1. ## Jacobian determinant question

The equations,

$\displaystyle x^{3} + xy - uy = v + 4,$ $\displaystyle y^{2} - xy^{3} + uv = 1,$

define x and y as functions of u and v. Find, $\displaystyle \frac{\partial{x}}{\partial{v}}$

See figure attached for my attempt. It get's a little messy with the bottom determinant, so I'm not entirely convinced I've done this correctly.

Did I do anything wrong?

2. Originally Posted by jegues
The equations,

$\displaystyle x^{3} + xy - uy = v + 4,\;\;y^{2} - xy^{3} + uv = 1,$

define x and y as functions of u and v. Find $\displaystyle \frac{\partial{x}}{\partial{v}}$

See figure attached for my attempt.
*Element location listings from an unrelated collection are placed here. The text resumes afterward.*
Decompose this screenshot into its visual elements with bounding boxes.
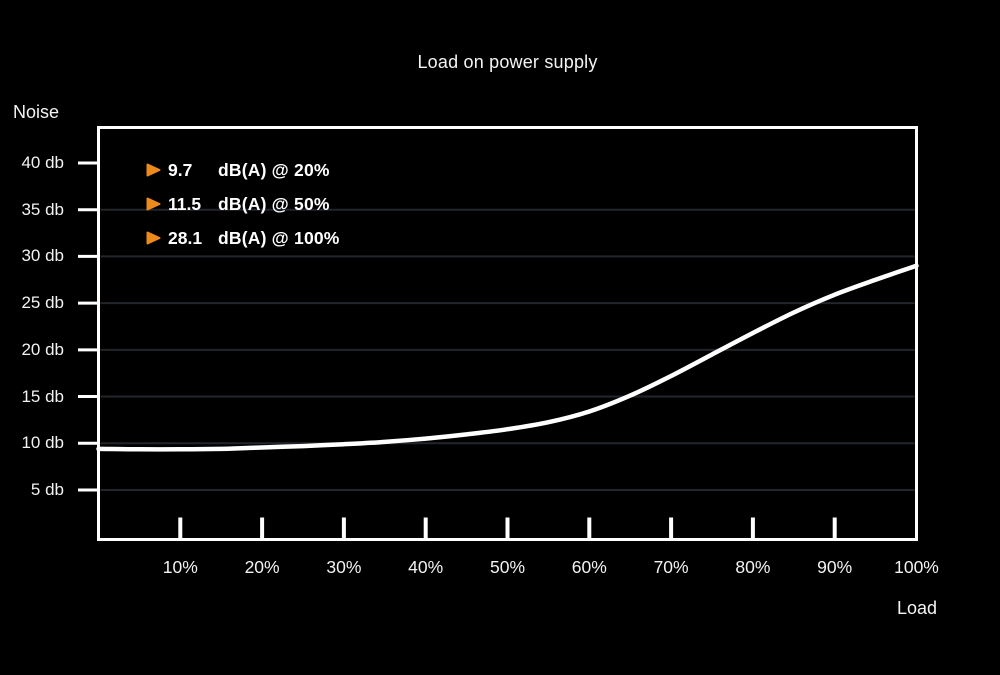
y-tick-label: 35 db [21,199,64,219]
x-tick-label: 100% [894,557,939,577]
plot-frame [97,126,918,541]
x-tick-label: 20% [244,557,280,577]
legend-label: dB(A) @ 50% [218,193,330,214]
legend-value: 9.7 [168,159,193,180]
y-tick-label: 10 db [21,433,64,453]
legend-value: 28.1 [168,227,203,248]
noise-curve [96,263,919,452]
legend-row: 28.1 dB(A) @ 100% [146,221,340,255]
chart-legend: 9.7 dB(A) @ 20% 11.5 dB(A) @ 50% 28.1 dB(A) @… [146,153,340,255]
triangle-marker-icon [146,231,161,245]
x-tick-label: 60% [571,557,607,577]
legend-row: 9.7 dB(A) @ 20% [146,153,340,187]
y-tick-label: 30 db [21,246,64,266]
x-tick-label: 90% [817,557,853,577]
x-tick-label: 30% [326,557,362,577]
x-tick-label: 70% [653,557,689,577]
y-tick-label: 20 db [21,339,64,359]
x-tick-label: 10% [162,557,198,577]
triangle-marker-icon [146,197,161,211]
triangle-marker-icon [146,163,161,177]
legend-label: dB(A) @ 100% [218,227,340,248]
x-tick-label: 50% [489,557,526,577]
x-axis-title: Load [896,598,938,618]
chart-title: Load on power supply [417,52,598,72]
x-tick-label: 40% [408,557,444,577]
y-tick-label: 5 db [30,479,64,499]
y-tick-label: 15 db [21,386,64,406]
legend-value: 11.5 [168,193,202,214]
legend-row: 11.5 dB(A) @ 50% [146,187,340,221]
legend-label: dB(A) @ 20% [218,159,330,180]
y-tick-label: 40 db [21,153,64,172]
y-tick-label: 25 db [21,293,64,313]
y-axis-title: Noise [13,102,60,122]
x-tick-label: 80% [735,557,771,577]
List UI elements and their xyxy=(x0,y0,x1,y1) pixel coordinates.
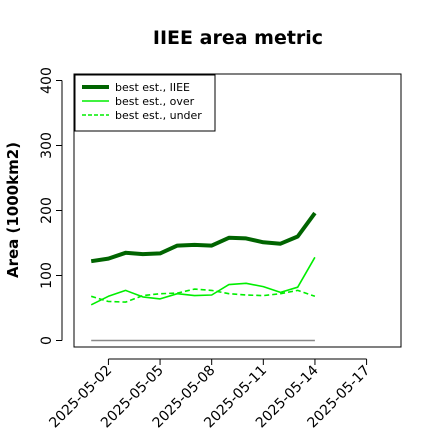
series-line-0 xyxy=(90,211,317,264)
y-tick-label-1: 100 xyxy=(39,262,55,289)
plot-frame xyxy=(73,73,402,348)
series-line-2 xyxy=(90,288,316,303)
legend-box xyxy=(74,74,216,132)
y-tick-label-4: 400 xyxy=(39,67,55,94)
y-tick-label-3: 300 xyxy=(39,132,55,159)
legend-label-1: best est., over xyxy=(115,95,195,108)
y-tick-label-2: 200 xyxy=(39,197,55,224)
legend-label-0: best est., IIEE xyxy=(115,81,190,94)
y-axis-label: Area (1000km2) xyxy=(4,142,22,278)
series-layer xyxy=(90,211,317,342)
y-tick-label-0: 0 xyxy=(39,336,55,345)
legend-label-2: best est., under xyxy=(115,109,202,122)
series-line-1 xyxy=(90,256,316,306)
chart-title: IIEE area metric xyxy=(153,27,323,49)
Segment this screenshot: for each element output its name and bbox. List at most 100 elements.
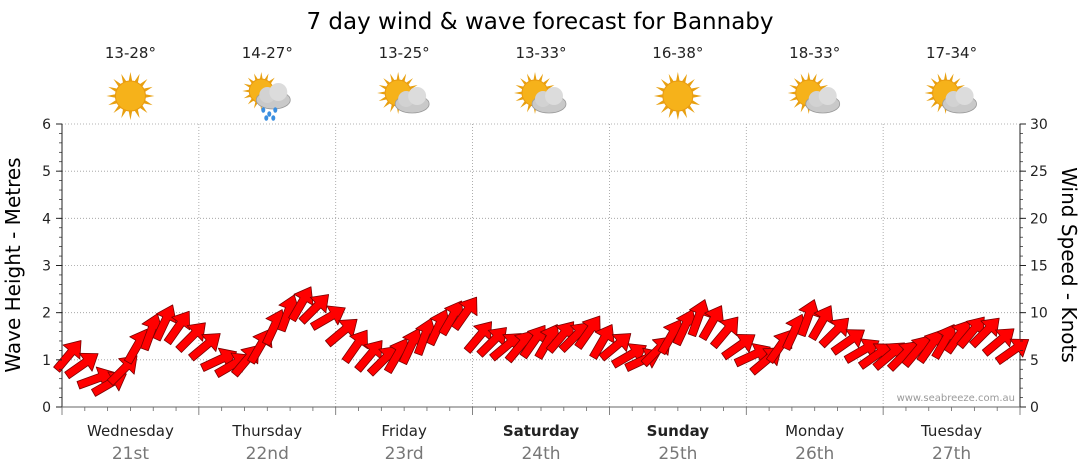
sun-ray	[926, 84, 935, 90]
day-temperature: 13-28°	[105, 44, 156, 62]
day-temperature: 13-33°	[515, 44, 566, 62]
sun-ray	[259, 72, 263, 80]
wind-arrow	[994, 338, 1030, 365]
wind-arrow	[710, 316, 739, 350]
partly-cloudy-icon	[514, 72, 567, 114]
sun-ray	[134, 109, 140, 119]
sun-ray	[660, 105, 669, 113]
grid-lines	[62, 123, 1020, 407]
sun-ray	[924, 91, 933, 95]
sun-ray	[681, 109, 688, 119]
right-tick-label: 10	[1030, 306, 1048, 322]
rain-cloud-icon	[242, 72, 291, 121]
sun-ray	[676, 110, 680, 120]
sun-ray	[937, 73, 943, 82]
day-date-label: 23rd	[385, 444, 424, 464]
right-tick-label: 15	[1030, 259, 1048, 275]
wind-arrow	[797, 299, 820, 338]
sun-disc	[114, 80, 146, 112]
day-temperature: 14-27°	[242, 44, 293, 62]
sun-ray	[139, 105, 148, 113]
sun-icon	[653, 72, 702, 120]
wind-arrow	[830, 329, 865, 356]
sun-ray	[396, 72, 400, 81]
rain-drop	[261, 107, 266, 113]
sun-ray	[383, 78, 391, 85]
wind-arrow-shape	[598, 333, 632, 362]
credit-text: www.seabreeze.com.au	[897, 393, 1015, 404]
wind-arrow-shape	[451, 296, 478, 331]
day-name-label: Tuesday	[920, 422, 982, 440]
wind-arrow-shape	[163, 310, 191, 346]
left-axis-ticks: 0 1 2 3 4 5 6	[42, 117, 62, 416]
sun-ray	[515, 96, 524, 102]
left-axis-title: Wave Height - Metres	[1, 157, 25, 372]
right-tick-label: 5	[1030, 353, 1039, 369]
wind-arrow	[298, 294, 330, 325]
sun-ray	[390, 104, 395, 113]
cloud-puff	[408, 87, 427, 105]
sun-ray	[254, 73, 259, 81]
sun-ray	[800, 104, 806, 113]
right-tick-label: 20	[1030, 211, 1048, 227]
sun-ray	[401, 73, 407, 82]
sun-ray	[546, 84, 555, 90]
wind-arrow-shape	[808, 305, 834, 341]
partly-cloudy-icon	[787, 72, 841, 114]
sun-ray	[956, 84, 965, 90]
left-tick-label: 3	[42, 259, 51, 275]
sun-ray	[134, 73, 140, 83]
sun-ray	[377, 91, 386, 95]
wind-arrow-shape	[994, 338, 1030, 365]
wind-arrow-shape	[589, 324, 615, 360]
rain-drop	[267, 111, 272, 117]
wind-arrow-shape	[341, 329, 368, 364]
day-date-label: 24th	[521, 444, 560, 464]
wind-arrow-shape	[710, 316, 739, 350]
wind-arrow-shape	[830, 329, 865, 356]
wind-arrow-shape	[310, 305, 346, 331]
sun-ray	[690, 100, 701, 106]
sun-ray	[121, 109, 127, 119]
cloud-puff	[269, 83, 288, 101]
sun-icon	[106, 72, 155, 120]
day-temperature: 18-33°	[789, 44, 840, 62]
wind-arrow	[288, 286, 314, 323]
wind-arrows	[53, 286, 1030, 397]
sun-ray	[264, 73, 269, 81]
sun-ray	[108, 100, 118, 106]
sun-ray	[139, 79, 148, 87]
sun-ray	[655, 100, 665, 106]
wind-arrow	[53, 340, 82, 373]
wind-arrow-shape	[288, 286, 314, 323]
day-name-label: Friday	[381, 422, 427, 440]
wind-arrow-shape	[981, 328, 1015, 357]
wind-arrow-shape	[969, 317, 1000, 349]
wind-arrow	[341, 329, 368, 364]
plot-area	[53, 123, 1030, 408]
day-date-label: 22nd	[246, 444, 289, 464]
sun-ray	[793, 78, 801, 85]
sun-ray	[653, 94, 663, 98]
sun-ray	[526, 104, 532, 113]
wind-arrow-shape	[175, 322, 206, 353]
sun-ray	[113, 105, 122, 113]
sun-ray	[378, 96, 387, 102]
sun-ray	[816, 78, 824, 85]
day-temperature: 17-34°	[926, 44, 977, 62]
wind-arrow-shape	[721, 333, 756, 361]
rain-drop	[264, 115, 269, 121]
day-labels: Wednesday 21st Thursday 22nd Friday 23rd Satur…	[61, 407, 1021, 464]
sun-ray	[676, 72, 680, 82]
rain-drop	[273, 107, 278, 113]
sun-ray	[807, 72, 811, 81]
sun-ray	[143, 86, 153, 92]
sun-ray	[243, 94, 251, 99]
sun-ray	[520, 78, 527, 85]
day-temperature: 16-38°	[652, 44, 703, 62]
sun-ray	[787, 91, 796, 95]
chart-title: 7 day wind & wave forecast for Bannaby	[306, 9, 773, 35]
left-tick-label: 0	[42, 400, 51, 416]
sun-ray	[687, 79, 695, 87]
wind-arrow	[808, 305, 834, 341]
It get's a little messy with the bottom determinant, so I'm not entirely convinced I've done this correctly.

Did I do anything wrong?
Doing it by a slightly different method, I got almost the same answer. In fact, if you use implicit differentiation to differentiate each of the given equations partially with respect to v then you get

$\displaystyle 3x^2\frac{\partial{x}}{\partial{v}} + y\frac{\partial{x}}{\partial{v}} + x\frac{\partial{y}}{\partial{v}} -u\frac{\partial{y}}{\partial{v}} = 1,$
$\displaystyle 2y\frac{\partial{y}}{\partial{v}} -y^3\frac{\partial{x}}{\partial{v}} - 3xy^2\frac{\partial{y}}{\partial{v}} + u = 0.$

Write these equations as

$\displaystyle (3x^2+y)\frac{\partial{x}}{\partial{v}} + (x-u)\frac{\partial{y}}{\partial{v}} = 1,$
$\displaystyle y^3\frac{\partial{x}}{\partial{v}} + (3xy^2-2y)\frac{\partial{y}}{\partial{v}} = u.$

Multiply the first equation by $\displaystyle 3xy^2-2y$ and the second by $\displaystyle x-u$ and subtract, to get

$\displaystyle \bigl((3x^2+y)(3xy^2-2y) - y^3(x-u)\bigr)\frac{\partial{x}}{\partial{v}} = 3xy^2-2y - (x-u)u.$

That is the same as your answer except that one of us has missed a minus sign somewhere, so that my denominator is the negative of yours.